第288話ピアノの師匠中村雅代の思い 平井恵子の頼み

文字数 1,635文字

私、中村雅代の本心は、祐君を音楽家として、育てたい。
「その心を解放すれば、もっと、できる子」と思う。
それでは、何が彼の心にブレーキをかけているのか。
言うまでもない、祐君の母森田彰子さんの祐君に対する「ディスリ、小言、叱り」の連続の結果である。

祐君は、かつて私に、ポロッと漏らしたことがある。

「母さんは、僕が何をしても怒る」
「試験で100点を連続しても、間違えないのが当たり前で、自慢することではない」
「それ以上に、自慢しようとした、驕りをあらためなさい、謝りなさい」
「家の掃除は、いつも僕一人、姉貴はしなくても怒られない」
「少しでも、ホコリが残っていると、ホウキで殴られた」
「ピアノのレッスンの前の日でも、母さんの機嫌が悪い時は、練習させてもらえない」
「何か言うと、殴られるし怒鳴られるから、本音を言ったことがない」
「姉貴は、何をしても自由なのに」
「僕だけマヌケで、ノロマって叱られる」

母親として、「息子を厳しく育てたい」、その意図はわかるけれど、「やり過ぎ」はよくない。
息子に「成功しなければならない、失敗してはならない」そんな重圧だけを与えて、「失敗せず、成功して」帰って来ても、どこか「アラ探し」をして「ディする」だけの母親。

祐君も、辛かったと思う。

それでも、祐君は、笑顔で「面白いのは、父さんと一緒の時」言ってくれた。
確かに森田哲夫さんは、大らか、のびのびと人を指導するタイプ。
やや、女性にモテ過ぎる感は、あるが、あのルックスと人の心を理解するやさしさがあるから、それは仕方がない。

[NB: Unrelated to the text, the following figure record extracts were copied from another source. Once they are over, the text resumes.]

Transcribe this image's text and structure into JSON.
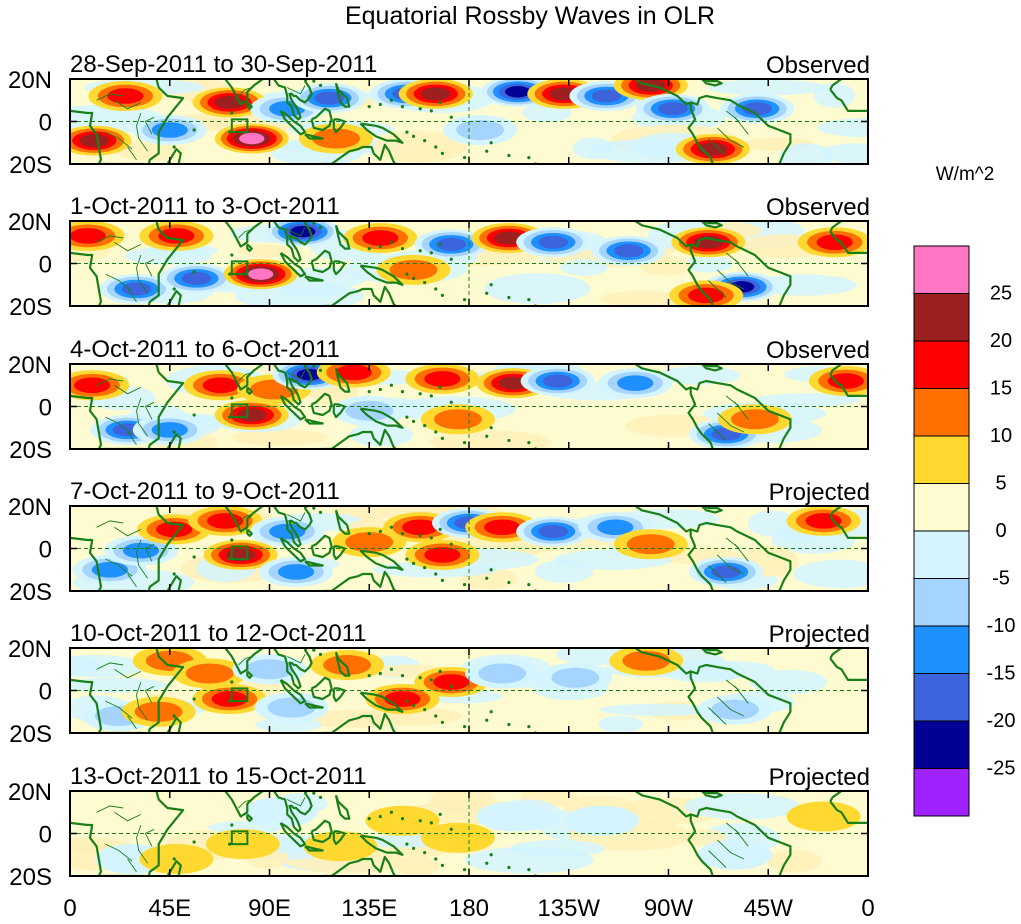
{
  "figure": {
    "title": "Equatorial Rossby Waves in OLR",
    "units_label": "W/m^2"
  },
  "panels": [
    {
      "date_range": "28-Sep-2011 to 30-Sep-2011",
      "status": "Observed",
      "amplitude": 1.0,
      "features": [
        [
          25,
          12,
          0.55,
          "+"
        ],
        [
          11,
          -9,
          0.8,
          "+"
        ],
        [
          82,
          -8,
          0.9,
          "+"
        ],
        [
          72,
          9,
          0.7,
          "+"
        ],
        [
          98,
          6,
          0.6,
          "-"
        ],
        [
          117,
          11,
          0.7,
          "-"
        ],
        [
          152,
          13,
          0.85,
          "-"
        ],
        [
          165,
          13,
          0.8,
          "+"
        ],
        [
          202,
          14,
          1.0,
          "-"
        ],
        [
          223,
          13,
          0.8,
          "+"
        ],
        [
          242,
          12,
          0.7,
          "-"
        ],
        [
          262,
          17,
          0.8,
          "+"
        ],
        [
          272,
          6,
          0.7,
          "-"
        ],
        [
          290,
          -13,
          0.85,
          "+"
        ],
        [
          310,
          6,
          0.7,
          "-"
        ],
        [
          45,
          -4,
          0.5,
          "-"
        ],
        [
          185,
          -4,
          0.4,
          "-"
        ],
        [
          120,
          -8,
          0.4,
          "+"
        ]
      ]
    },
    {
      "date_range": "1-Oct-2011 to 3-Oct-2011",
      "status": "Observed",
      "amplitude": 1.0,
      "features": [
        [
          8,
          13,
          0.6,
          "+"
        ],
        [
          30,
          -12,
          0.8,
          "-"
        ],
        [
          48,
          13,
          0.6,
          "+"
        ],
        [
          57,
          -7,
          0.7,
          "-"
        ],
        [
          86,
          -5,
          0.9,
          "+"
        ],
        [
          105,
          15,
          0.9,
          "-"
        ],
        [
          140,
          12,
          0.6,
          "+"
        ],
        [
          172,
          9,
          0.7,
          "-"
        ],
        [
          198,
          12,
          0.8,
          "+"
        ],
        [
          218,
          10,
          0.8,
          "-"
        ],
        [
          252,
          6,
          0.7,
          "-"
        ],
        [
          288,
          10,
          0.7,
          "+"
        ],
        [
          303,
          -11,
          0.9,
          "-"
        ],
        [
          287,
          -15,
          0.6,
          "+"
        ],
        [
          345,
          10,
          0.5,
          "+"
        ],
        [
          155,
          -3,
          0.45,
          "+"
        ]
      ]
    },
    {
      "date_range": "4-Oct-2011 to 6-Oct-2011",
      "status": "Observed",
      "amplitude": 0.95,
      "features": [
        [
          10,
          10,
          0.6,
          "+"
        ],
        [
          26,
          -11,
          0.8,
          "-"
        ],
        [
          45,
          -11,
          0.6,
          "-"
        ],
        [
          68,
          10,
          0.6,
          "+"
        ],
        [
          82,
          -4,
          0.9,
          "+"
        ],
        [
          92,
          8,
          0.5,
          "+"
        ],
        [
          108,
          15,
          1.0,
          "-"
        ],
        [
          128,
          16,
          0.7,
          "+"
        ],
        [
          168,
          13,
          0.7,
          "+"
        ],
        [
          200,
          11,
          0.9,
          "+"
        ],
        [
          220,
          12,
          0.8,
          "-"
        ],
        [
          255,
          11,
          0.6,
          "-"
        ],
        [
          296,
          -13,
          0.9,
          "-"
        ],
        [
          309,
          -6,
          0.5,
          "+"
        ],
        [
          350,
          12,
          0.6,
          "+"
        ],
        [
          175,
          -6,
          0.5,
          "+"
        ],
        [
          135,
          -2,
          0.4,
          "-"
        ]
      ]
    },
    {
      "date_range": "7-Oct-2011 to 9-Oct-2011",
      "status": "Projected",
      "amplitude": 0.85,
      "features": [
        [
          18,
          -10,
          0.6,
          "-"
        ],
        [
          32,
          -1,
          0.6,
          "-"
        ],
        [
          47,
          9,
          0.6,
          "+"
        ],
        [
          77,
          -3,
          0.9,
          "+"
        ],
        [
          70,
          13,
          0.6,
          "+"
        ],
        [
          98,
          8,
          0.6,
          "-"
        ],
        [
          102,
          -11,
          0.6,
          "-"
        ],
        [
          135,
          3,
          0.5,
          "+"
        ],
        [
          158,
          10,
          0.7,
          "+"
        ],
        [
          168,
          -3,
          0.6,
          "+"
        ],
        [
          180,
          12,
          0.8,
          "-"
        ],
        [
          195,
          10,
          0.6,
          "+"
        ],
        [
          218,
          8,
          0.8,
          "-"
        ],
        [
          246,
          10,
          0.6,
          "-"
        ],
        [
          262,
          2,
          0.5,
          "+"
        ],
        [
          296,
          -11,
          0.8,
          "-"
        ],
        [
          340,
          13,
          0.6,
          "+"
        ]
      ]
    },
    {
      "date_range": "10-Oct-2011 to 12-Oct-2011",
      "status": "Projected",
      "amplitude": 0.75,
      "features": [
        [
          22,
          -12,
          0.6,
          "-"
        ],
        [
          45,
          14,
          0.5,
          "+"
        ],
        [
          63,
          8,
          0.6,
          "+"
        ],
        [
          72,
          -4,
          0.8,
          "+"
        ],
        [
          90,
          10,
          0.6,
          "-"
        ],
        [
          100,
          -8,
          0.5,
          "-"
        ],
        [
          125,
          12,
          0.6,
          "+"
        ],
        [
          150,
          -4,
          0.7,
          "+"
        ],
        [
          172,
          4,
          0.7,
          "+"
        ],
        [
          195,
          8,
          0.5,
          "-"
        ],
        [
          228,
          6,
          0.5,
          "-"
        ],
        [
          260,
          14,
          0.5,
          "+"
        ],
        [
          300,
          -9,
          0.6,
          "-"
        ],
        [
          40,
          -10,
          0.4,
          "+"
        ]
      ]
    },
    {
      "date_range": "13-Oct-2011 to 15-Oct-2011",
      "status": "Projected",
      "amplitude": 0.45,
      "features": [
        [
          28,
          -12,
          0.5,
          "-"
        ],
        [
          48,
          -12,
          0.5,
          "+"
        ],
        [
          78,
          -5,
          0.6,
          "+"
        ],
        [
          95,
          10,
          0.5,
          "-"
        ],
        [
          122,
          -6,
          0.5,
          "+"
        ],
        [
          150,
          6,
          0.5,
          "+"
        ],
        [
          175,
          -2,
          0.5,
          "+"
        ],
        [
          200,
          8,
          0.5,
          "-"
        ],
        [
          240,
          6,
          0.4,
          "-"
        ],
        [
          300,
          -10,
          0.5,
          "-"
        ],
        [
          340,
          8,
          0.4,
          "+"
        ]
      ]
    }
  ],
  "axes": {
    "lat_ticks": [
      "20N",
      "0",
      "20S"
    ],
    "lon_ticks": [
      "0",
      "45E",
      "90E",
      "135E",
      "180",
      "135W",
      "90W",
      "45W",
      "0"
    ]
  },
  "colorbar": {
    "labels": [
      "25",
      "20",
      "15",
      "10",
      "5",
      "0",
      "-5",
      "-10",
      "-15",
      "-20",
      "-25"
    ],
    "colors": [
      "#ff77c4",
      "#9c2020",
      "#ff0000",
      "#ff7000",
      "#ffd830",
      "#fffbd0",
      "#d4f4ff",
      "#a4d4ff",
      "#1e90ff",
      "#3c64dc",
      "#000096",
      "#a022ff"
    ]
  },
  "map_colors": {
    "coast": "#198019",
    "dash": "#198019",
    "region_box": "#198019"
  }
}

さて、それはそれとして、私は和歌研究の大先生、平井恵子さんから(少し面識がある)、相談があった。
「祐君と古今の新現代語訳を出そうと思っています」
「お恥ずかしいことですが、古今の学会は、カチンコチンの重鎮がいて」
「万が一、変な指摘をされて祐君がへこむかもしれません」

その先は、言われないでもわかった。
「大丈夫です、祐君は、私も育てたいので、支えます」
「いや、一緒に支え合いましょう」

平井恵子先生は、涙声。
「祐君が、中村先生のお弟子さんと、聞いて」
「ああ、ありがたいことだなあと」
「私は、祐君の言葉の感性も大好きなので、ここでつぶしたくなくて」
「もともと、私が、その感性に惚れて誘った話なのですが、協力してくれる人が欲しくて」
「申し訳ありません」

その涙声に、私もホロッとした。
「祐君は、私にとっても、大切な弟子です」
「謝らないでください」
「弟子を支える、育てるのは師匠の役目です」

平井恵子先生との電話を終え、私は驚いた。
勲章予定者の平井恵子さんにも、重圧をかける「重鎮連中」がいるのかと。
ただ、考えて見れば、音楽界も似たようなもの。
自分では、ロクな演奏もできないくせに、「自分に挨拶がない」「付け届けがない」そんな陳腐な理由で、若手の演奏に「ケチ」をつけるだけの「自称重鎮」のなんと多いことか。
中には、数か月ウィーンとかパリにいただけ(それも親の金で旅行)なのに、「海外有名音楽大学在籍」を言い張るジジイもいる。(知っているだけで、約10人)
パリの街ですれ違っただけでも、「彼は私の友人」にしてしまうし、ウィーンのコンサートを聴きに行っただけなのに、「私の的確な批評に彼女も耳を傾けてくれた」と言い張るし。その後、「彼」と「彼女」の名前を聴くと、全くチグハグ。(いつも違う、時期は同じなのに)
(要するに、その時に思いついた海外の有名音楽家の名前を口にしていることが判明した)

それはともかく、私は、祐君とじっくり話をしてみようと考えている。
音大とか、音楽コンクールの話はしない。
まずは、私のリサイタルに出演する話。
(村越君と祐君を考えている)
最初は娘との連弾を考えていたけれど、連弾では、もったいない。
曲の順番を含めて、リサイタル全体を芸術作品にしたい。
基本的にはベートーヴェンを考えていたけれど、それも再考。